Sonra Şam’a döndü. Ömrünün sonuna kadar bu üzüntü ile yaşadı.
Nakolunur ki;
Abdullah (r.a.) Amine (Radiyallah-u anha ) ile evlendiği gece iki yüz kadın üzüntülerinden helak oldular. Çok Kadınlar hasta oldular. Gerdek arife günü akşamı oldu. Cuma gecesi idi. Melekler göklerde şenlik ytaptılar. Cebrail (a.s.) yere indi. Kabe üzerine yeşil bir alem dikti. Bütün dünya insanlarına;
-“ Serverlerinin (a.s.v.) nuru Amine (Radiyallah-u anha) hatuna geçti. İnsanların hayırlısı, Peygamberlerin efendisi olan hazreti Muhammed (Aleyhisselat-u veselam) yakın zamanda teşrif edilecektir.” Diye müjde verdi.
O gece İBLİS‘IN BAŞI AŞAĞI DÜŞTÜ. Kırk gün deryalarda şaşkın şaşkın dolaştı. Ne yapacağını şaşırdı. yüzü simsiyah oldu.
Sonra EBU KUBEYS DAĞININ DİBİNE GELDİ. Feryada başladı. Bütün evladını yanına çağırdı. Gelip etrafında toplandılar.
Dedi ki;
-“Ey oğullarım bizim helak olmamız yaklaştı. Çünkü önce ve sonra ki gelenlerin seyidi canlı ve cansız her şey’in Peygamberi olan Muhammed bin Abdullah (sallalahu aleyhi vesellem) Amine (r.a.) ın rahmina düştü.

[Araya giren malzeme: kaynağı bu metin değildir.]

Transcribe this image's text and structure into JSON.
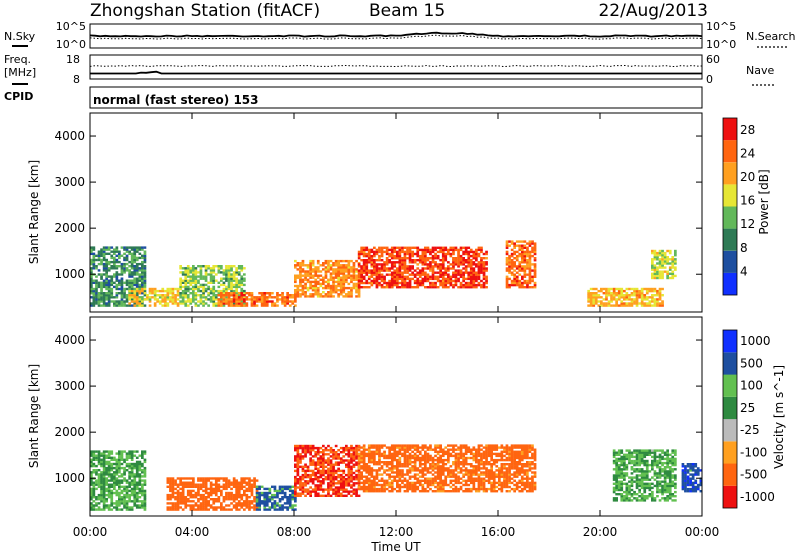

Bu zat (a.s.v.) Peygamber olunca putlar kırar. Adeleti getirip zülmü def eder. YERYÜZÜNÜ MESCİDLERLE DONATIR İMANI YAYAR, KÜFRÜ YOK EDER. Bütün hayırlı işleri yapar. Her iyiliği emreder. Ona tabi olanlar da onun izinde gitmekle SAADETE ererler. Ne zaman yemek yeseler, yahut su içseler, Allah-u Teala (c.c.) nın ismini zikrederler. BİRBİRLERİNE NASİHAT EDERLER. Emr-i ma’ruf ve nehy-i münkeri bırakmazlar.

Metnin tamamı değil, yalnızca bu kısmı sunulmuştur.